Почему эсеры не раскаялись
правитьОтвет на вопрос, почему эсеры не раскаялись в убийстве Гапона, состоит в том, что они были политиками. Партия эсеров была политической партией, а политическим партиям не свойственно раскаяние. Раскаяние, признание своих ошибок — это моральные, а не политические категории. Политика же строится не на моральных, а на прагматических принципах. Признание политиком своих ошибок — неразумно и непрагматично. Политик, признающий свои ошибки, подрывает свой авторитет, уничтожает свою репутацию и совершает политическое самоубийство. Политическая партия, которая хочет иметь влияние на массы, должна создавать иллюзию, что она всё знает, всё делает правильно, никогда не ошибается и ведёт народ по верному пути. Если политик совершает ошибки — значит, он не умеет управлять даже самим собой; как, в таком случае, он будет управлять другими? Человек, не способный быть вождём для самого себя, не может быть вождём для других. Такому человеку скажут: «врач, исцели самого себя», — и не будут даже слушать его речей.

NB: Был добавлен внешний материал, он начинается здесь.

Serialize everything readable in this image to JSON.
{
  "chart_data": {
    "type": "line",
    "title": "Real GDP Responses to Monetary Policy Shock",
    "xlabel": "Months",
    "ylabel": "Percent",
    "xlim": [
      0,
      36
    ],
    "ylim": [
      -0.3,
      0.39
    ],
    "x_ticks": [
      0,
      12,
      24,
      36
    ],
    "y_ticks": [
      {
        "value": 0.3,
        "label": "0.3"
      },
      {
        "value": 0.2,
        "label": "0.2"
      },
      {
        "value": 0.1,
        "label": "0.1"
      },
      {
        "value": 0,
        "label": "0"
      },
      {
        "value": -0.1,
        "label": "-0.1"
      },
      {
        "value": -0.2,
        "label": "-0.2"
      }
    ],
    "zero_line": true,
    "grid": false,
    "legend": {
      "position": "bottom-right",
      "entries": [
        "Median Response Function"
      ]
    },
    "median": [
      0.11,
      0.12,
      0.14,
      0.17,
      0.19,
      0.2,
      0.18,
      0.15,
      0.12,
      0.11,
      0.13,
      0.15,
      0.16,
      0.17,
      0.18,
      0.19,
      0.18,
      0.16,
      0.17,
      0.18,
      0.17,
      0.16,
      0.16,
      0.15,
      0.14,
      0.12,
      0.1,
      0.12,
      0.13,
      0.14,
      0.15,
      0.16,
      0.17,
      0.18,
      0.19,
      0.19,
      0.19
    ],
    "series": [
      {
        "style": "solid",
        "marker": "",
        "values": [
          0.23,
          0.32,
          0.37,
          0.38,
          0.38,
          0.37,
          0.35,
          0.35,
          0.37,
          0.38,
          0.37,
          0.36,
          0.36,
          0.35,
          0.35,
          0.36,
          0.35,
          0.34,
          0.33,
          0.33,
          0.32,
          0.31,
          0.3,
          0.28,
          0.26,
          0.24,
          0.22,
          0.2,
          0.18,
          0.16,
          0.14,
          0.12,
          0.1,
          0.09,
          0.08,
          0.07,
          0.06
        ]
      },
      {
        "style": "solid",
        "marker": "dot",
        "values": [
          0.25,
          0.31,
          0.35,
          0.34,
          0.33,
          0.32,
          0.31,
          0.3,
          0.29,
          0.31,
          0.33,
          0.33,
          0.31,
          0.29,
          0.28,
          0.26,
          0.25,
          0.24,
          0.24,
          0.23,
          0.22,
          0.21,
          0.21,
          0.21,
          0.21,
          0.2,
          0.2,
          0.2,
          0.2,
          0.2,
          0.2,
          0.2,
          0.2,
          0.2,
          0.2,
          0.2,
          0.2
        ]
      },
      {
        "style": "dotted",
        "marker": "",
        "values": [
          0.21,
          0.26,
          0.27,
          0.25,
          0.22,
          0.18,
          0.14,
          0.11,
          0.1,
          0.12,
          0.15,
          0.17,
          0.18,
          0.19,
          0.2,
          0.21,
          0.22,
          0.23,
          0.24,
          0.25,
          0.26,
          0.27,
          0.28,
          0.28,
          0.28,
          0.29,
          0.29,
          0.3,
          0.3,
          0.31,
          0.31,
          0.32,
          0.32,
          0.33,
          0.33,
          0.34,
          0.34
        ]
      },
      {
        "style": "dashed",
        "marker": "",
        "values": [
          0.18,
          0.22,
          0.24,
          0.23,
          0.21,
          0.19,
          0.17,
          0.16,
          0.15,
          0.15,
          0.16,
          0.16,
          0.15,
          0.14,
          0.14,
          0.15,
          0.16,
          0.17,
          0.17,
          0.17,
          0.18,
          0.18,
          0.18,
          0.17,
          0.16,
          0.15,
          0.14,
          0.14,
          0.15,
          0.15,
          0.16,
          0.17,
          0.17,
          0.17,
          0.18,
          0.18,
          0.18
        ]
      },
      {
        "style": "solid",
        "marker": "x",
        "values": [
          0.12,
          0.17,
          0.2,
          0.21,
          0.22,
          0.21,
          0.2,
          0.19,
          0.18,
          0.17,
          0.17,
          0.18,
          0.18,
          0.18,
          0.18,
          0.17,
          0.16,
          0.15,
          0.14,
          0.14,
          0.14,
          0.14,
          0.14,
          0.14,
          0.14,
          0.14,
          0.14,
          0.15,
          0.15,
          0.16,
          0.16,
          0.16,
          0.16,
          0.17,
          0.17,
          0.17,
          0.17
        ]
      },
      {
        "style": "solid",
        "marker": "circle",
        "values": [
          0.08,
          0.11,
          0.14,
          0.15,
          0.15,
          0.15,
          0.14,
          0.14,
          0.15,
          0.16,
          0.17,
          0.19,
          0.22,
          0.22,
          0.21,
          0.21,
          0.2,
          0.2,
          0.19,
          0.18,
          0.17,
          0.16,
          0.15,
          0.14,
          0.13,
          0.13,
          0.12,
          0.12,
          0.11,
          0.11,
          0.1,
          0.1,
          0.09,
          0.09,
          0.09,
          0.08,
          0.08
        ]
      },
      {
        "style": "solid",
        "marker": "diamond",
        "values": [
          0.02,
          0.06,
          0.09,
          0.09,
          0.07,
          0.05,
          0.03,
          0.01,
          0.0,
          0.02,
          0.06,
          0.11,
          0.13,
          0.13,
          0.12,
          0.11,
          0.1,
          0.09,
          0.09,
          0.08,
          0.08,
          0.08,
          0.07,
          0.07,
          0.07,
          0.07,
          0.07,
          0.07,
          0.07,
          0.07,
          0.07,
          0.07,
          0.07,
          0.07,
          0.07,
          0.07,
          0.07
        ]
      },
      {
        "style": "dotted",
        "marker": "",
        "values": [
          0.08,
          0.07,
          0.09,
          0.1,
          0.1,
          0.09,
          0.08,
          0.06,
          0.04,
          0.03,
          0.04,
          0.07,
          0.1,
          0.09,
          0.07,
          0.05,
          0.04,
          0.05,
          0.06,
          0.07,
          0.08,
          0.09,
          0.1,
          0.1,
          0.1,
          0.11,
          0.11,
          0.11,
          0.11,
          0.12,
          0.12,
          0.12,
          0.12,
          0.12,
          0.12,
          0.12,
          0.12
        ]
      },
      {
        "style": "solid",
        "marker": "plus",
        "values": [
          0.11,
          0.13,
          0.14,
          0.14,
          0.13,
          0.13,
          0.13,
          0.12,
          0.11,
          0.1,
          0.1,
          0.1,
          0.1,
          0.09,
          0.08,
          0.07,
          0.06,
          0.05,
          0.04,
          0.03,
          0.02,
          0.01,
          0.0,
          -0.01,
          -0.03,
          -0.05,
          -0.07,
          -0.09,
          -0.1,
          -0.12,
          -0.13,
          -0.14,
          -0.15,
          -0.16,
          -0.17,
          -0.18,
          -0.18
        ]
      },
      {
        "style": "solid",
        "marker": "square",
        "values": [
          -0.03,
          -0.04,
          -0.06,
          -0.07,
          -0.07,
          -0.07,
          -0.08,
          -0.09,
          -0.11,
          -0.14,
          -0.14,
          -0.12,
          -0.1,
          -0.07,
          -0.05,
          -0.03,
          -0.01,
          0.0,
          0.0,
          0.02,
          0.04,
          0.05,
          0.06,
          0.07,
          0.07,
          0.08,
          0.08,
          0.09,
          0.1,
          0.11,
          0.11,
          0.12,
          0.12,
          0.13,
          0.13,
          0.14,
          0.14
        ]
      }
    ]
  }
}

Поэтому ни один политик не может признать своих ошибок, даже тогда, когда он их ясно сознаёт.
Эсеры не могли признать убийство Гапона своей ошибкой, потому что это означало бы их политическое банкротство. Если бы эсеры признали, что убийство Гапона совершено по инициативе охранного отделения, это означало бы, что партия эсеров была простым орудием в руках царской охранки. Это означало бы, что Боевая организация эсеров была филиалом охранного отделения, игрушкой в руках Рачковского, Герасимова и прочих «царских сатрапов». Это означало бы, что герои террористической борьбы — Каляев, Сазонов и другие — были простыми орудиями полицейской провокации. Признание этого факта означало бы моральное самоубийство партии и наносило бы страшный удар по всей революционной традиции и по всей революционной мифологии. Вера в революцию, в её героев и мучеников была бы подорвана навсегда. Всё, что связано с революцией, с террором, было бы опорочено и осквернено и вызывало бы только отвращение.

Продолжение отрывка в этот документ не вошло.